Victory does not even have any particular message for the health of French football.
True, the system has produced a prodigious new generation of players - many like the young superstar Kylian Mbappé born in the high-immigration suburbs or banlieues. And by general consensus, Didier Deschamps as manager has been a soft-spoken triumph.
But let's face it: any one of half a dozen countries could have won the World Cup. In the end victory is also down to luck and timing, and whether a ball twists inside or outside a goalpost.
It was France who got the breaks. But as everyone knows, that proves nothing.
And yet…
Tonight, as the country swarms out of the bars and on to the streets to celebrate, those are precisely the three prime emotions: confidence, unity and footballing pride.
For a quarter of a century France has been losing its self-confidence. And then in the last year - since the election of President Emmanuel Macron - there came a turnaround.
Well of optimism
It would be silly to attribute this to Mr Macron alone - he is certainly not a universally popular figure. Perhaps better to see the president as personifying a change in society as a whole, as a younger, more adaptable generation takes the reins.
Whatever the case, no-one can mistake an air of cautious optimism about France today that is as welcome as it is unusual. Quite possibly this is aided by comparison with other countries - say the UK - that seem to the French to be on a downward curve.

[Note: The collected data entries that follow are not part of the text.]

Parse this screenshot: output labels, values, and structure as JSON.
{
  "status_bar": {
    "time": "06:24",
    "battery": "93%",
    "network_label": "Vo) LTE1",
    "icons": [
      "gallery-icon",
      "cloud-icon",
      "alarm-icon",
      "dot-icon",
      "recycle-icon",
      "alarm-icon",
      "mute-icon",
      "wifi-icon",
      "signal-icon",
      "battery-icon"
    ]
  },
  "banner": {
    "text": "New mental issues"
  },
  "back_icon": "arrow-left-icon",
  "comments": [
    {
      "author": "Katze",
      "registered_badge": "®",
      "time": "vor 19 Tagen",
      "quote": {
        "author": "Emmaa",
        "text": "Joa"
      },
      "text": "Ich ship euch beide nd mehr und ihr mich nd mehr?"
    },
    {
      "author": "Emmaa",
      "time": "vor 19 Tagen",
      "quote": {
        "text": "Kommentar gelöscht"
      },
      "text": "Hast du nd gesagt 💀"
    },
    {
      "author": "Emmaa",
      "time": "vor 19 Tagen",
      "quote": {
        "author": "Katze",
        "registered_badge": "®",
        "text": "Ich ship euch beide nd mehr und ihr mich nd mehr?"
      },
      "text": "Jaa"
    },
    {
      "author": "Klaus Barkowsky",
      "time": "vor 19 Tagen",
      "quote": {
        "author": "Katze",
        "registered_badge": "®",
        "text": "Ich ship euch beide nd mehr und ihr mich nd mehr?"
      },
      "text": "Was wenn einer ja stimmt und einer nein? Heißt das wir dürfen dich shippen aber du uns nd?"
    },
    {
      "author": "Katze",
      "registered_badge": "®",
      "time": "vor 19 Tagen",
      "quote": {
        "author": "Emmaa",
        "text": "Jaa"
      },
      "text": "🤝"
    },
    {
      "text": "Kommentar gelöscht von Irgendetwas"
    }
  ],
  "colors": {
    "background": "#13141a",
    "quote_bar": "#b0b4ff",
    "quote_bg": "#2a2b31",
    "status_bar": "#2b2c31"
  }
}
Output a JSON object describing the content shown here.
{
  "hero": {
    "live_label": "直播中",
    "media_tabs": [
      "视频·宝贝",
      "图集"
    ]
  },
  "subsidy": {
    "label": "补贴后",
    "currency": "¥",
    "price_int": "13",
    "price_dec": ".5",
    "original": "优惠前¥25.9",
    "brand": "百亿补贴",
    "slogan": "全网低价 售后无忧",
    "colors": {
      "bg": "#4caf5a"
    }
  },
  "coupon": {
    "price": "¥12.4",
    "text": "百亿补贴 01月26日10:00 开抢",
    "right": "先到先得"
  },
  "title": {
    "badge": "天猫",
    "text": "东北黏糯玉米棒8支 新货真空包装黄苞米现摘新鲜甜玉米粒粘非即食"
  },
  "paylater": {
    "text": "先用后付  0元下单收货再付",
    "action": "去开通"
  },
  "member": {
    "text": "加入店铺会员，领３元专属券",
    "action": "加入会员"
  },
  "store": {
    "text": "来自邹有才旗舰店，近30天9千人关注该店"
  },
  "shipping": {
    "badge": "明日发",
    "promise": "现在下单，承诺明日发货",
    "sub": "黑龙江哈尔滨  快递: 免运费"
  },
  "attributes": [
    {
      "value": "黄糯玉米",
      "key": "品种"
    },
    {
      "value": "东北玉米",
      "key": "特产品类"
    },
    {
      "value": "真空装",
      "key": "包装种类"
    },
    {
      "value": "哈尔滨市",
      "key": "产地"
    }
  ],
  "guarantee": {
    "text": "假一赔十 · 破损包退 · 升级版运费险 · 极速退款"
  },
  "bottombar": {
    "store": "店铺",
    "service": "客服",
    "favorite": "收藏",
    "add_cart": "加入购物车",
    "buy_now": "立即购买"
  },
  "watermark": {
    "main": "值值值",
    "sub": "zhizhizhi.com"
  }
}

But pleasure at the misfortune of others is still pleasure - and for the first time in years, people in France appear to feel (relatively-speaking) good about themselves.
Added to this is a new sense of unaggressive but unembarrassed patriotism in France that probably owes a lot to the terrorist attacks of the last three years.
The tricolour flies from the windows of homes; enlistment for the armed forces is up; the far-right no longer pretends to a monopoly on the symbols of the nation.
Rallying the nation
In football, the country has found it easy to rally behind a team that projects both ethnic diversity and frank patriotic fervour. Kylian Mbappé - child of Cameroonian-Algerian parents - told Le Monde that all he wanted to do was "embody France, represent France and give my all for France".
Striker Antoine Griezmann made a similar outburst at a news conference on Friday, telling journalists that "we should be proud to be French. Life in France is good! We eat well. We have a beautiful country and a beautiful national team".
Long gone, in other words, are the days of surly silences during the singing of the Marseillaise.
Indeed, victory in Russia draws a final line under a dark period of French football, whose low point was the notorious "strike on the bus" in South Africa eight years ago. It has been a long steady fightback under Deschamps, but today the national side is securely back at the top.
In the last six World Cups, France has played three times in the final, and won twice. That is no mean achievement, and a tribute to the way the nation nurtures and keeps its talent. The banlieue wonderboys may leave for rich clubs in England and Spain, but they come back home when it counts.